The latest quarterly reports from Chinese tech companies were very weak. The low growth rate of financial indicators in 2021 is partly due to the high base in 2020, as well as new regulations in the industry. Investors fear this trend will continue.
The situation with Russian ADRs has seriously affected the attitude towards Chinese stocks. Now investors are looking at them in a completely different way. If earlier the complete ban on the sale of shares for non-residents looked like nonsense, now it is a new reality. In case of any escalation, the Chinese Communist Party can use the Russian experience.
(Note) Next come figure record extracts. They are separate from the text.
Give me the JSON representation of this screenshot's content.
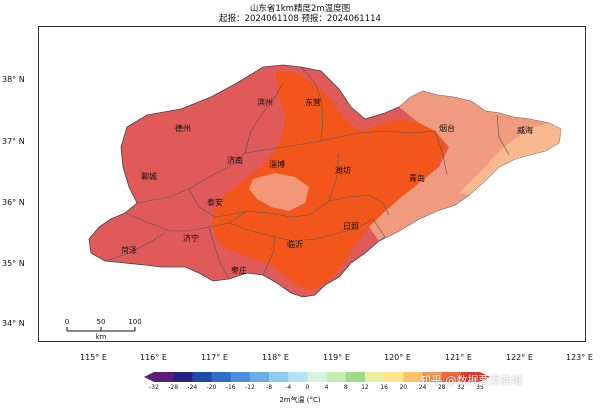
{
  "title_line1": "山东省1km精度2m温度图",
  "title_line2": "起报：2024061108 预报：2024061114",
  "lon_ticks": [
    "115° E",
    "116° E",
    "117° E",
    "118° E",
    "119° E",
    "120° E",
    "121° E",
    "122° E",
    "123° E"
  ],
  "lat_ticks": [
    "38° N",
    "37° N",
    "36° N",
    "35° N",
    "34° N"
  ],
  "cities": [
    "滨州",
    "东营",
    "德州",
    "烟台",
    "威海",
    "济南",
    "淄博",
    "潍坊",
    "聊城",
    "青岛",
    "泰安",
    "日照",
    "济宁",
    "临沂",
    "菏泽",
    "枣庄"
  ],
  "scale_bar": {
    "labels": [
      "0",
      "50",
      "100"
    ],
    "unit": "km"
  },
  "colorbar": {
    "ticks": [
      "-32",
      "-28",
      "-24",
      "-20",
      "-16",
      "-12",
      "-8",
      "-4",
      "0",
      "4",
      "8",
      "12",
      "16",
      "20",
      "24",
      "28",
      "32",
      "35"
    ],
    "title": "2m气温 (°C)",
    "colors": [
      "#5b1e77",
      "#23237f",
      "#1f4aa8",
      "#2f6fc8",
      "#4b8fdc",
      "#6aaee8",
      "#8ecdf2",
      "#b4e2f6",
      "#d8f2e0",
      "#c6ecb0",
      "#9fdc8a",
      "#e8f0a0",
      "#fde58a",
      "#fcc46a",
      "#f99a55",
      "#ef6a3e",
      "#e23b2a"
    ]
  },
  "watermark": "知乎 @数据要素商城",
  "colors": {
    "hot": "#f05a1a",
    "warm": "#e06060",
    "mild": "#f08a78",
    "cool": "#f8b088",
    "border": "#555555"
  }
}
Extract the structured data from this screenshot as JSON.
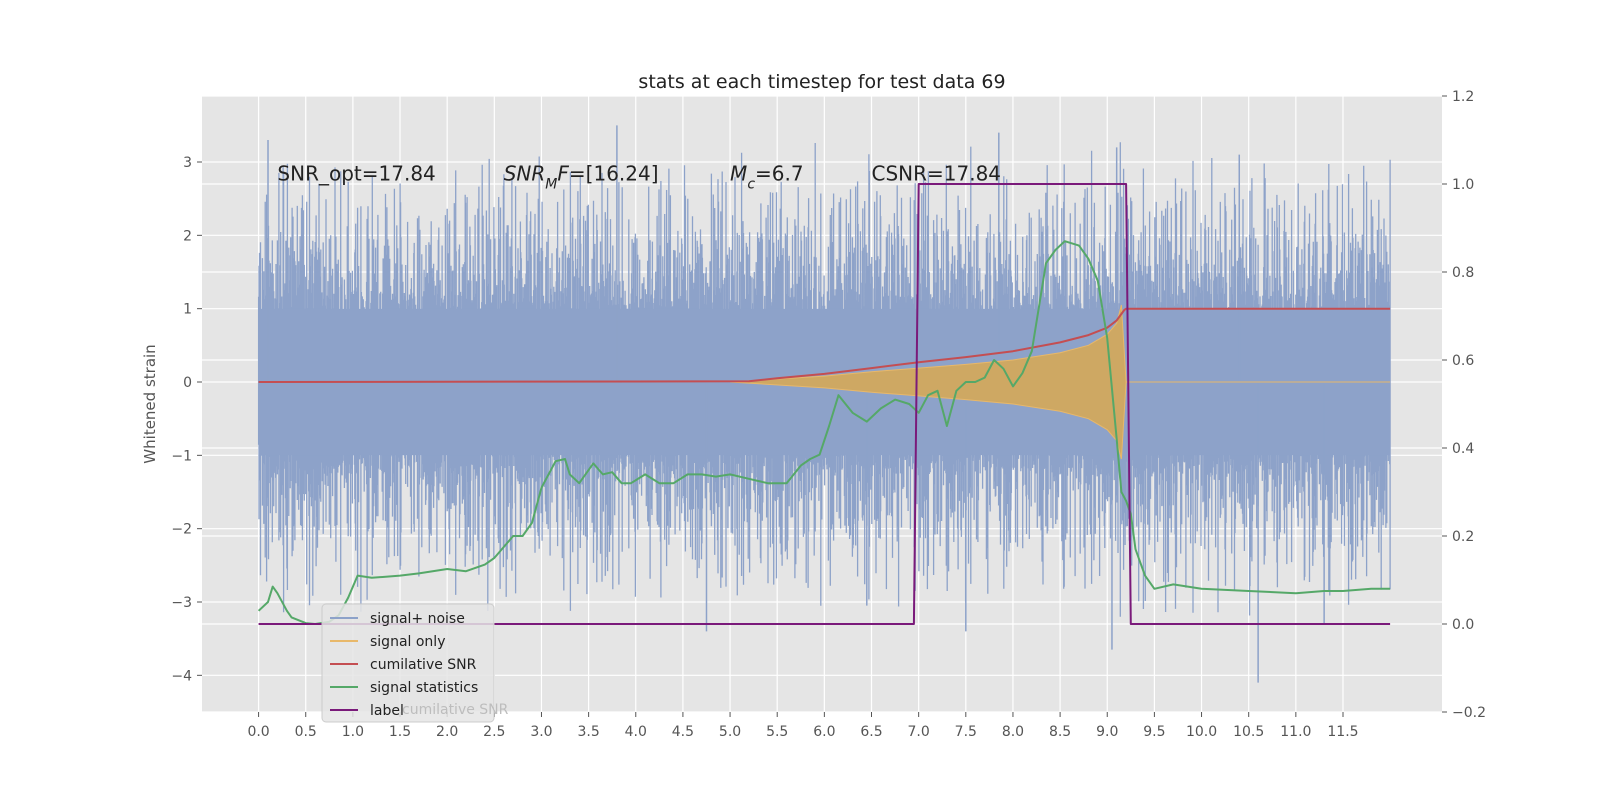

Many foreign funds, due to the aggravation of situations and sanctions against the Russian Federation, have already lost billions, now everyone is looking at the risks associated with China from a different angle.
Given the CCP’s attitude towards investors, Chinese assets are likely to continue their sell-off. That’s why I put a ‘Sell’ mark on this ETF and the Chinese market overall. Frankly, I don’t even think that if delisting and geopolitical risks would go away, KWEB will be a Buy or even Hold. China’s economic slowdown and uncertainty about the government’s next steps will likely keep investors away from the Chinese market.
The Chinese IT sector is one of the fastest-growing sectors. IT companies benefit from the constantly increasing demand in the country.
There is a chance that reduced pressure on technology companies from the Chinese government and regulators may encourage foreign investors to become interested in Chinese assets again since fundamental technology corporations are quite attractive in double and triple-digit financial growth rates.
Investing in China always comes with lots of risks, but now, when nobody knows what regulators’ next move is, it gets even riskier.
Although the ETF has lots of well-managed wide-moat companies, I believe that KWEB is a sell.